Study shows U.S. military members have higher rates of childhood trauma


A new study shows that military members and veterans have a higher incident of childhood trauma than civilians. According to the Huffington Post, researchers say that might explain the concept that some enlistment occurs in an effort to escape troubled childhoods.

This was the largest study ever conducted to examine how common bad childhood experiences are among military men and women. Differences were most striking among men during the volunteer era. More than 25 percent had experienced at least four childhood traumas, versus about 13 percent of civilian men.

“These results suggest that, since the beginning of the all-volunteer U.S. military in 1973, there has been a meaningful shift in childhood experiences among men who have served in the military,” said lead author John Blosnich, a researcher at the Veterans Affairs Pittsburgh Healthcare System. He said research is needed “to explore whether the differences in adverse childhood experiences are associated with health outcomes among men and women with military service history.”

Unwanted sexual contact, household drug use, exposure to domestic violence and incarceration of family members were some of the events included in the study. Also incidents of parents’ divorce was surveyed.

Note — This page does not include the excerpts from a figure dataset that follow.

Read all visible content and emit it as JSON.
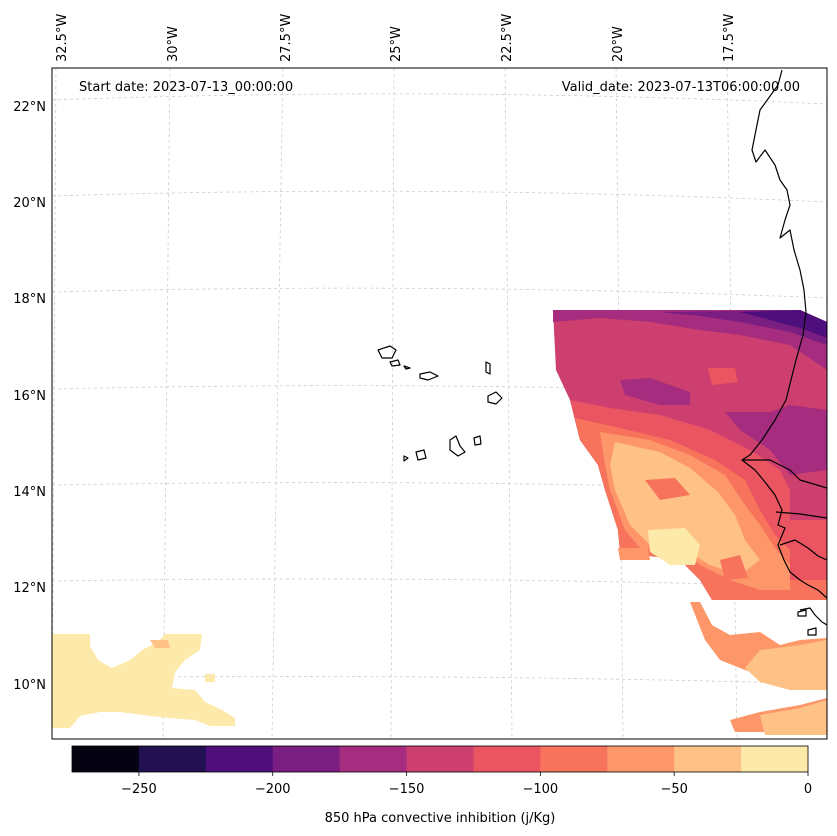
{
  "header": {
    "start_label": "Start date: 2023-07-13_00:00:00",
    "valid_label": "Valid_date: 2023-07-13T06:00:00.00"
  },
  "map": {
    "lon_labels": [
      "32.5°W",
      "30°W",
      "27.5°W",
      "25°W",
      "22.5°W",
      "20°W",
      "17.5°W"
    ],
    "lat_labels": [
      "22°N",
      "20°N",
      "18°N",
      "16°N",
      "14°N",
      "12°N",
      "10°N"
    ],
    "gridline_color": "#cccccc",
    "coastline_color": "#000000"
  },
  "colorbar": {
    "title": "850 hPa convective inhibition (j/Kg)",
    "tick_labels": [
      "−250",
      "−200",
      "−150",
      "−100",
      "−50",
      "0"
    ],
    "levels": [
      -275,
      -250,
      -225,
      -200,
      -175,
      -150,
      -125,
      -100,
      -75,
      -50,
      -25,
      0
    ],
    "colors": [
      "#050312",
      "#221150",
      "#4e0f7c",
      "#7a1e81",
      "#a52c7e",
      "#cd3f6f",
      "#ea5561",
      "#f7735c",
      "#fd9668",
      "#fec186",
      "#fde9a9"
    ]
  },
  "chart_data": {
    "type": "heatmap",
    "title": "850 hPa convective inhibition (j/Kg)",
    "field": "850 hPa convective inhibition",
    "units": "j/Kg",
    "start_date": "2023-07-13_00:00:00",
    "valid_date": "2023-07-13T06:00:00.00",
    "lon_range": [
      -33.5,
      -15.2
    ],
    "lat_range": [
      8.9,
      22.8
    ],
    "lon_ticks": [
      -32.5,
      -30,
      -27.5,
      -25,
      -22.5,
      -20,
      -17.5
    ],
    "lat_ticks": [
      22,
      20,
      18,
      16,
      14,
      12,
      10
    ],
    "colorbar_range": [
      -275,
      0
    ],
    "colorbar_ticks": [
      -250,
      -200,
      -150,
      -100,
      -50,
      0
    ],
    "colorbar_label": "850 hPa convective inhibition (j/Kg)"
  }
}
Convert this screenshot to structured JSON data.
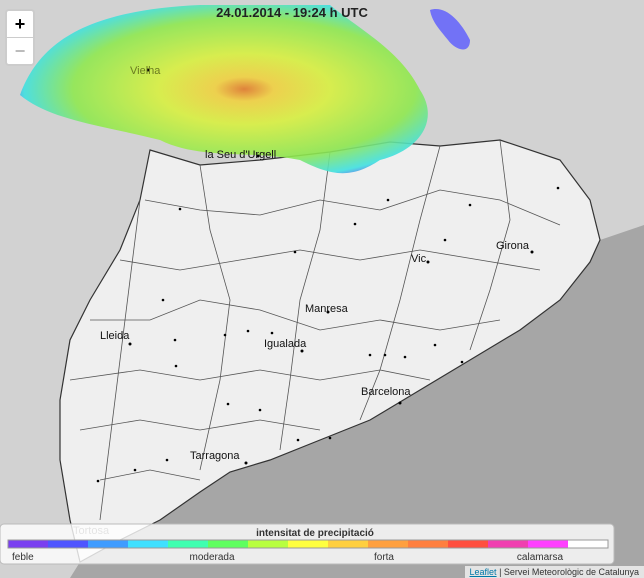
{
  "map": {
    "zoom_in": "+",
    "zoom_out": "−",
    "timestamp": "24.01.2014 - 19:24 h UTC",
    "places": [
      {
        "label": "Vielha"
      },
      {
        "label": "la Seu d'Urgell"
      },
      {
        "label": "Vic"
      },
      {
        "label": "Girona"
      },
      {
        "label": "Manresa"
      },
      {
        "label": "Lleida"
      },
      {
        "label": "Igualada"
      },
      {
        "label": "Barcelona"
      },
      {
        "label": "Tarragona"
      },
      {
        "label": "Tortosa"
      }
    ],
    "legend": {
      "title": "intensitat de precipitació",
      "labels": [
        "feble",
        "moderada",
        "forta",
        "calamarsa"
      ],
      "colors": [
        "#7a3ff0",
        "#4f55ff",
        "#3f9cff",
        "#3fe0ff",
        "#3fffb0",
        "#5fff5f",
        "#b8ff3f",
        "#ffff3f",
        "#ffcf3f",
        "#ffa03f",
        "#ff7f3f",
        "#ff4f3f",
        "#f03fb0",
        "#ff3fff",
        "#ffffff"
      ]
    },
    "attribution": {
      "link": "Leaflet",
      "text": "| Servei Meteorològic de Catalunya"
    }
  }
}
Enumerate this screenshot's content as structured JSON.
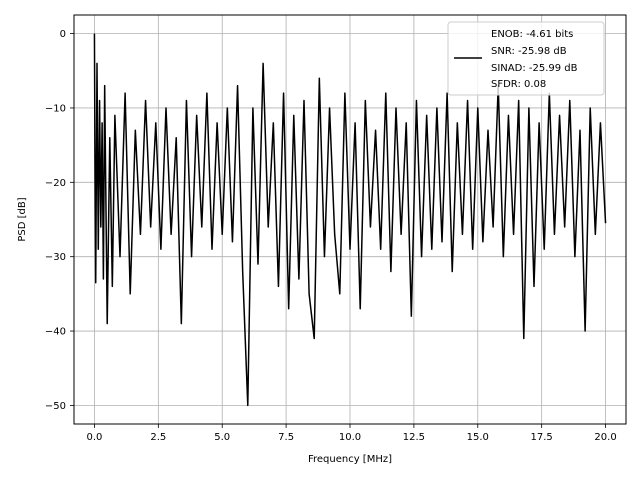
{
  "chart_data": {
    "type": "line",
    "xlabel": "Frequency [MHz]",
    "ylabel": "PSD [dB]",
    "xlim": [
      -0.8,
      20.8
    ],
    "ylim": [
      -52.5,
      2.5
    ],
    "xticks": [
      0.0,
      2.5,
      5.0,
      7.5,
      10.0,
      12.5,
      15.0,
      17.5,
      20.0
    ],
    "xtick_labels": [
      "0.0",
      "2.5",
      "5.0",
      "7.5",
      "10.0",
      "12.5",
      "15.0",
      "17.5",
      "20.0"
    ],
    "yticks": [
      0,
      -10,
      -20,
      -30,
      -40,
      -50
    ],
    "ytick_labels": [
      "0",
      "−10",
      "−20",
      "−30",
      "−40",
      "−50"
    ],
    "grid": true,
    "legend_position": "top-right",
    "legend": [
      "ENOB: -4.61 bits",
      "SNR: -25.98 dB",
      "SINAD: -25.99 dB",
      "SFDR: 0.08"
    ],
    "series": [
      {
        "color": "#000000",
        "x": [
          0.0,
          0.02,
          0.05,
          0.1,
          0.15,
          0.2,
          0.25,
          0.3,
          0.35,
          0.4,
          0.5,
          0.6,
          0.7,
          0.8,
          1.0,
          1.2,
          1.4,
          1.6,
          1.8,
          2.0,
          2.2,
          2.4,
          2.6,
          2.8,
          3.0,
          3.2,
          3.4,
          3.6,
          3.8,
          4.0,
          4.2,
          4.4,
          4.6,
          4.8,
          5.0,
          5.2,
          5.4,
          5.6,
          5.8,
          6.0,
          6.2,
          6.4,
          6.6,
          6.8,
          7.0,
          7.2,
          7.4,
          7.6,
          7.8,
          8.0,
          8.2,
          8.4,
          8.6,
          8.8,
          9.0,
          9.2,
          9.4,
          9.6,
          9.8,
          10.0,
          10.2,
          10.4,
          10.6,
          10.8,
          11.0,
          11.2,
          11.4,
          11.6,
          11.8,
          12.0,
          12.2,
          12.4,
          12.6,
          12.8,
          13.0,
          13.2,
          13.4,
          13.6,
          13.8,
          14.0,
          14.2,
          14.4,
          14.6,
          14.8,
          15.0,
          15.2,
          15.4,
          15.6,
          15.8,
          16.0,
          16.2,
          16.4,
          16.6,
          16.8,
          17.0,
          17.2,
          17.4,
          17.6,
          17.8,
          18.0,
          18.2,
          18.4,
          18.6,
          18.8,
          19.0,
          19.2,
          19.4,
          19.6,
          19.8,
          20.0
        ],
        "y": [
          0.0,
          -16.5,
          -33.5,
          -4.0,
          -29.0,
          -9.0,
          -26.0,
          -12.0,
          -33.0,
          -7.0,
          -39.0,
          -14.0,
          -34.0,
          -11.0,
          -30.0,
          -8.0,
          -35.0,
          -13.0,
          -27.0,
          -9.0,
          -26.0,
          -12.0,
          -29.0,
          -10.0,
          -27.0,
          -14.0,
          -39.0,
          -9.0,
          -30.0,
          -11.0,
          -26.0,
          -8.0,
          -29.0,
          -12.0,
          -27.0,
          -10.0,
          -28.0,
          -7.0,
          -32.0,
          -50.0,
          -10.0,
          -31.0,
          -4.0,
          -26.0,
          -12.0,
          -34.0,
          -8.0,
          -37.0,
          -11.0,
          -33.0,
          -9.0,
          -35.0,
          -41.0,
          -6.0,
          -30.0,
          -10.0,
          -27.0,
          -35.0,
          -8.0,
          -29.0,
          -12.0,
          -37.0,
          -9.0,
          -26.0,
          -13.0,
          -29.0,
          -8.0,
          -32.0,
          -10.0,
          -27.0,
          -12.0,
          -38.0,
          -9.0,
          -30.0,
          -11.0,
          -29.0,
          -10.0,
          -28.0,
          -8.0,
          -32.0,
          -12.0,
          -27.0,
          -9.0,
          -29.0,
          -10.0,
          -28.0,
          -13.0,
          -26.0,
          -7.0,
          -30.0,
          -11.0,
          -27.0,
          -9.0,
          -41.0,
          -10.0,
          -34.0,
          -12.0,
          -29.0,
          -8.0,
          -27.0,
          -11.0,
          -26.0,
          -9.0,
          -30.0,
          -13.0,
          -40.0,
          -10.0,
          -27.0,
          -12.0,
          -25.5
        ]
      }
    ]
  }
}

These events, as well as other disturbing childhood experiences, can increase risks for depression, anxiety, drug use and suicide later on. The Huffington Post reported that the study’s results may offer explanation on why military members have a higher rate of incidents in these areas. However, the report does not have information on the adults’ current mental state.

David Rudd, Scientific Director of the nonprofit National Center for Veterans Studies, said, “The study suggests there may be a need to improve screening and placement of service members. Current screening involves questions about mental illness, not childhood trauma.” Rudd, a psychologist and president of the University of Memphis, stated that those with a history of childhood sexual abuse may be particularly vulnerable to post-traumatic stress if placed in combat.

Major James Brindle, a Defense Department spokesman, said the department is reviewing the study “but it is too early to speculate on any possible future changes to department policies.” That agency wasn’t involved in the research, which was funded partly by the Department of Veterans Affairs.

The Huffington Post also reported that the authors note that most people with bad childhoods can lead healthy lives, and that most people who enlist in the military “do so for positive reasons, including patriotism, altruism and self-improvement.”

The authors analyzed 2010 behavioral health surveys sponsored by the federal Center for Disease Control and Prevention and conducted by state health departments. The telephone surveys included a core set of questions and optional ones that the states could add. The study involved adults in 10 states and Washington, D.C.

For the most part, differences among women with and without military service were less notable than among men and with less variation between eras.

“We suspect one reason for this is that women were not subjected to the draft, so the life histories of women who chose to serve in the military may have remained relatively constant,” Blosnich said.